There is no need to use exceptions (catch) to handle errors in decoding tar files. It can be done purely. At the same time it is possible to process large tar files in constant space; e.g. create / extract. This is done using the Entries type which is essentially a list data type but with an extra alternative for decoding errors.

This same approach of marrying exceptions and lazyness is now used in the zlib package because the previous approach of using exceptions proved insufficient for some applications (notably darcs).

Evidence of consensus

The current design has been through several iterations of API review with Christian Maeder. The thread starts here: http://www.haskell.org/pipermail/libraries/2009-February/011320.html Some of the discussion is not on the public mailing list. I think we have addressed almost all the concerns that he and I raised in our discussions.

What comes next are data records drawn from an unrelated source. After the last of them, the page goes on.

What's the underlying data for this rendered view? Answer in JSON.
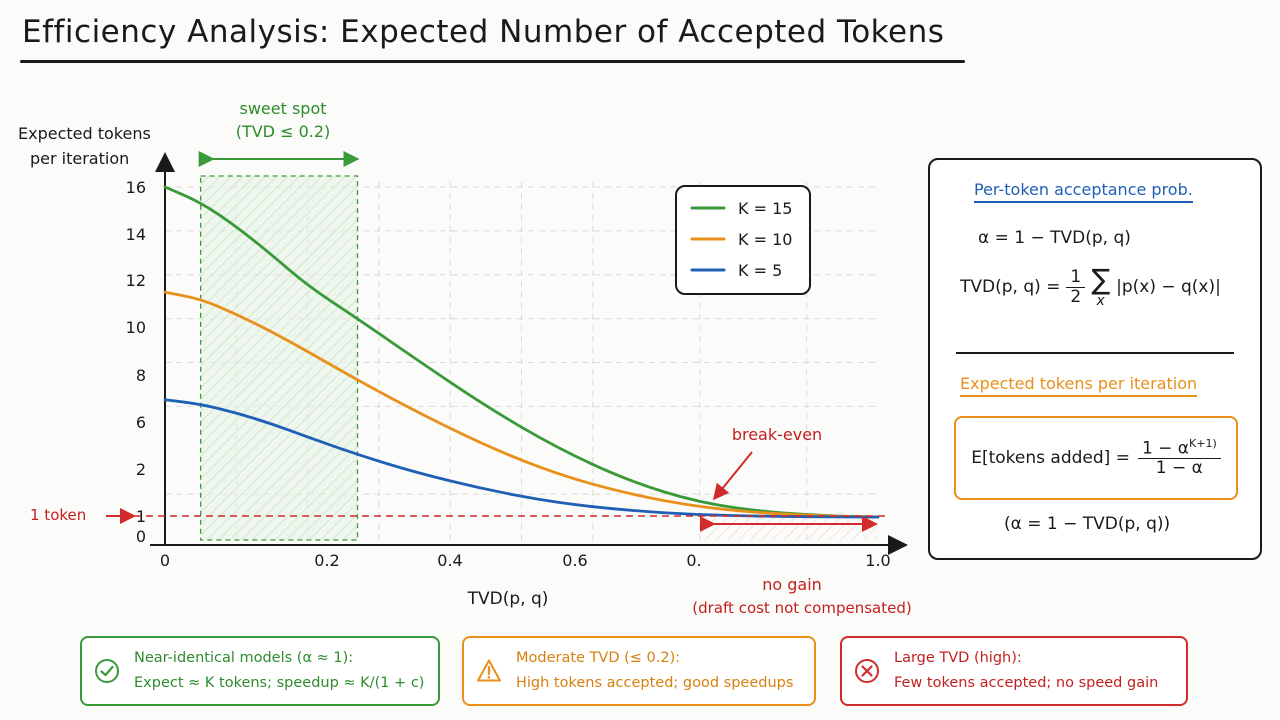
{
  "title": "Efficiency Analysis: Expected Number of Accepted Tokens",
  "chart_data": {
    "type": "line",
    "xlabel": "TVD(p, q)",
    "ylabel": "Expected tokens per iteration",
    "xlim": [
      0,
      1.0
    ],
    "ylim": [
      0,
      16
    ],
    "x_ticks": [
      "0",
      "0.2",
      "0.4",
      "0.6",
      "0.",
      "1.0"
    ],
    "y_ticks": [
      "0",
      "1",
      "2",
      "6",
      "8",
      "10",
      "12",
      "14",
      "16"
    ],
    "grid": true,
    "legend_position": "top-right",
    "legend": [
      "K = 15",
      "K = 10",
      "K = 5"
    ],
    "series": [
      {
        "name": "K = 15",
        "color": "#3a9a3a",
        "points": [
          [
            0,
            16
          ],
          [
            0.05,
            15.3
          ],
          [
            0.1,
            14.2
          ],
          [
            0.15,
            12.9
          ],
          [
            0.2,
            11.5
          ],
          [
            0.27,
            10.0
          ],
          [
            0.35,
            8.2
          ],
          [
            0.45,
            6.0
          ],
          [
            0.55,
            4.1
          ],
          [
            0.65,
            2.6
          ],
          [
            0.75,
            1.6
          ],
          [
            0.85,
            1.15
          ],
          [
            0.95,
            0.98
          ],
          [
            1.0,
            0.95
          ]
        ]
      },
      {
        "name": "K = 10",
        "color": "#e8901a",
        "points": [
          [
            0,
            11.2
          ],
          [
            0.05,
            10.9
          ],
          [
            0.1,
            10.2
          ],
          [
            0.15,
            9.4
          ],
          [
            0.2,
            8.5
          ],
          [
            0.27,
            7.2
          ],
          [
            0.35,
            5.8
          ],
          [
            0.45,
            4.2
          ],
          [
            0.55,
            2.9
          ],
          [
            0.65,
            2.0
          ],
          [
            0.75,
            1.4
          ],
          [
            0.85,
            1.1
          ],
          [
            0.95,
            0.98
          ],
          [
            1.0,
            0.95
          ]
        ]
      },
      {
        "name": "K = 5",
        "color": "#1f5fb5",
        "points": [
          [
            0,
            6.3
          ],
          [
            0.05,
            6.1
          ],
          [
            0.1,
            5.7
          ],
          [
            0.15,
            5.2
          ],
          [
            0.2,
            4.6
          ],
          [
            0.27,
            3.8
          ],
          [
            0.35,
            3.0
          ],
          [
            0.45,
            2.2
          ],
          [
            0.55,
            1.6
          ],
          [
            0.65,
            1.25
          ],
          [
            0.75,
            1.05
          ],
          [
            0.85,
            0.98
          ],
          [
            0.95,
            0.95
          ],
          [
            1.0,
            0.95
          ]
        ]
      }
    ],
    "sweet_spot": {
      "label_line1": "sweet spot",
      "label_line2": "(TVD ≤ 0.2)",
      "x_range": [
        0.05,
        0.27
      ]
    },
    "baseline": {
      "value": 1,
      "label": "1 token"
    },
    "break_even": {
      "label": "break-even",
      "x": 0.75
    },
    "no_gain": {
      "label_line1": "no gain",
      "label_line2": "(draft cost not compensated)",
      "x_range": [
        0.75,
        1.0
      ]
    },
    "colors": {
      "green": "#3a9a3a",
      "orange": "#e8901a",
      "blue": "#1f5fb5",
      "red": "#d12b2b"
    }
  },
  "panel": {
    "title1": "Per-token acceptance prob.",
    "alpha_def": "α = 1 − TVD(p, q)",
    "tvd_lhs": "TVD(p, q) =",
    "tvd_num": "1",
    "tvd_den": "2",
    "sum_symbol": "∑",
    "sum_sub": "x",
    "tvd_rhs": "|p(x) − q(x)|",
    "title2": "Expected tokens per iteration",
    "e_lhs": "E[tokens added] =",
    "e_num": "1 − α",
    "e_num_sup": "K+1)",
    "e_den": "1 − α",
    "alpha_note": "(α = 1 − TVD(p, q))"
  },
  "bottom": [
    {
      "icon": "check-circle-icon",
      "line1": "Near-identical models (α ≈ 1):",
      "line2": "Expect ≈ K tokens; speedup ≈ K/(1 + c)"
    },
    {
      "icon": "warning-triangle-icon",
      "line1": "Moderate TVD (≤ 0.2):",
      "line2": "High tokens accepted; good speedups"
    },
    {
      "icon": "x-circle-icon",
      "line1": "Large TVD (high):",
      "line2": "Few tokens accepted; no speed gain"
    }
  ]
}
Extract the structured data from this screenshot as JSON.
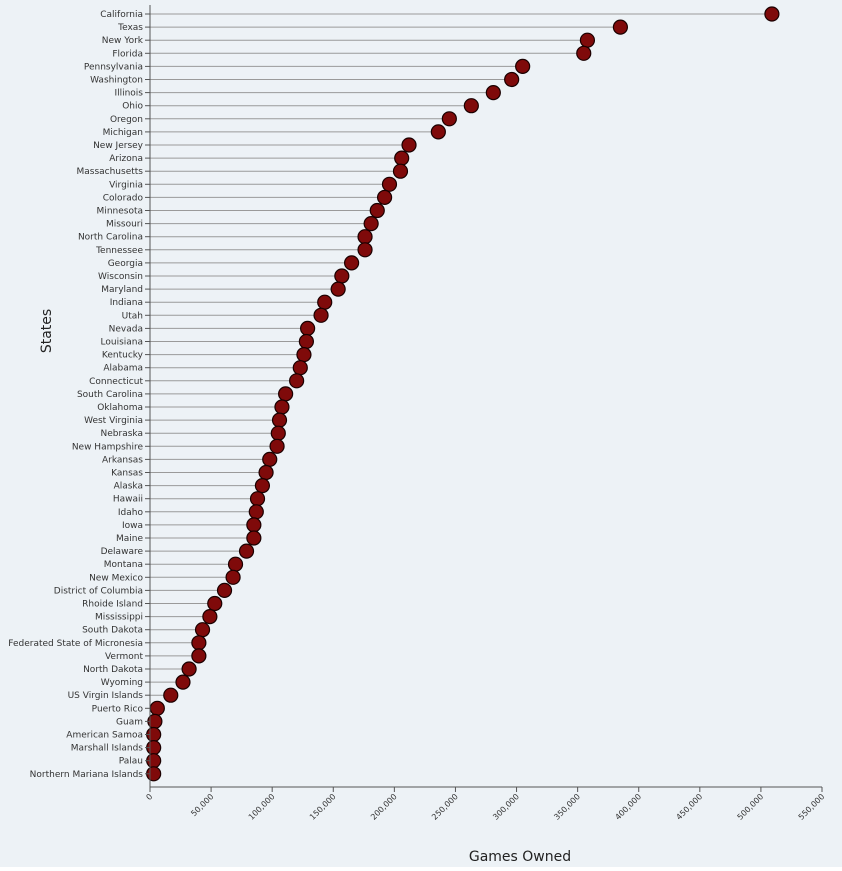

One remaining issue is that the package provides > getDirectoryContentsRecursive :: FilePath -> IO [FilePath] which might be better in System.Directory. It's pretty useful for the case of constructing a tar archive where you want to use a non-default file path mapping or if you want to filter the list of files included.

The design and implementation have also been tested in real-world use cases in the cabal-install and hackage-server programs.

The cabal-install tool uses (a bundled copy of) the tar code for:

  • the "cabal sdist" feature
  • unpacking .tar.gz cabal packages
  • the hackage index file (00-index.tar.gz)

In particular the last case is one where we need more than simply unpacking a tar file. We read and examine the index file every time the user runs the configure or install commands to discover the set of available packages.